Monday, Nov. 14, 1927
In Chicago
The Chicago Board of Education entered their high-ceilinged meeting room. President J. Lewis Coath, melancholy-looking, thin-lipped, sat down on his dias, his subordinates at their desks facing him. In their impassiveness they resembled Indians at a pow-wow with white men. Superintendent Wm. McAndrew, on trial for insubordination (TIME, Sept. 12 et seq.), looked at them with contempt. Another of his many intermittent hearings was about to commence.
But no testimony pertinent to the legal charge of Superintendent McAndrew's "insubordination" was offered. Frederick Franklin Schrader of Manhattan, onetime associate editor of the War-time pro-German magazine The Fatherland and now editor of The Progressive, testified as had many another, that the British were fouling the minds of U. S. school children. He did not mention Superintendent McAndrew at all. After him went a Chicago school teacher, Rosalie Didier, to exclaim: "To read that Washington was a rebel was to me a desecration and to learn that the Boston Tea Party was vandalism made me feel that Schlesinger* should be filling a cell in a Federal prison." This last week's continuation of legal irrelevancies and digressions at last made some restive Chicago citizens rebuke the city's administration. A group of 29 civic organizations published a resolution: "Four or five sessions of this trial, occupying as many weeks, have now been held; but the original charges on which the Superintendent was suspended, and on which he can legally be tried at this time have not been argued. Instead the time has been taken up by trivial and irrelevant matters, with the evident intention of prolonging the trial until the Superintendent's term expires in February. "In the meantime Chicago has no Superintendent of Schools. The President of the Board has usurped the Superintendent's powers, and the schools are being run without the professional direction which the law requires." Shrewd, they added a paragraph which their rambunctious Mayor William Hale Thompson would understand: "We have become convinced that the present situation is a real crisis. It concerns a million parents --all voters--with enough power to enforce any demands they decide must be made to safeguard their children's interests."

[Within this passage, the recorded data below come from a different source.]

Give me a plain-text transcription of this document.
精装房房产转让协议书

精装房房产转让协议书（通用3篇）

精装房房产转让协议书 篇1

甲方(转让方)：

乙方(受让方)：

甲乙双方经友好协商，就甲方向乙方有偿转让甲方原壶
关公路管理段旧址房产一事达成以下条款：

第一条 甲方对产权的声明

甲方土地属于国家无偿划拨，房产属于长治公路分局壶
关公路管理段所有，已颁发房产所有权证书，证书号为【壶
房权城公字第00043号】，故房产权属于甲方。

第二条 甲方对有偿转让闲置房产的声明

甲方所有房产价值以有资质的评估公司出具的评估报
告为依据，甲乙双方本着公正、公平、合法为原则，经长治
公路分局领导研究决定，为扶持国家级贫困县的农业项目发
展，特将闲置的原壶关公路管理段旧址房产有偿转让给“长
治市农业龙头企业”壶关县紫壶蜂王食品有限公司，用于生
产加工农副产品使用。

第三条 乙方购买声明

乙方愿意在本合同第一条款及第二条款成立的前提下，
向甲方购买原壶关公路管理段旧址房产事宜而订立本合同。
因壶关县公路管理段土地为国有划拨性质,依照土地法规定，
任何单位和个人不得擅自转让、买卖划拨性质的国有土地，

The Chicago Public Library officials also rebuked the Mayor during the week. He had accused them of tolerating "pro-British unAmerican" books upon their shelves. They wrote: "Even taking passages quoted at their worst, we believe these books should be supplied to the library patrons that they may be acquainted with every shade of opinion. In this the Chicago Public Library is like all other libraries in the world, a depository of human thought; consequently much of its contents are contradictory. "This exchange and freedom of thought we consider the primary function of a library, and in keeping with the American ideal of a free press. Any other course would lead to an arbitrary censorship as detrimental to American political liberty as to American academic thought." ^
*Professor Arthur Meir Schlesinger, Harvard professor of history, whose books, among others, Superintendent McAndrew recommended for his teachers to read.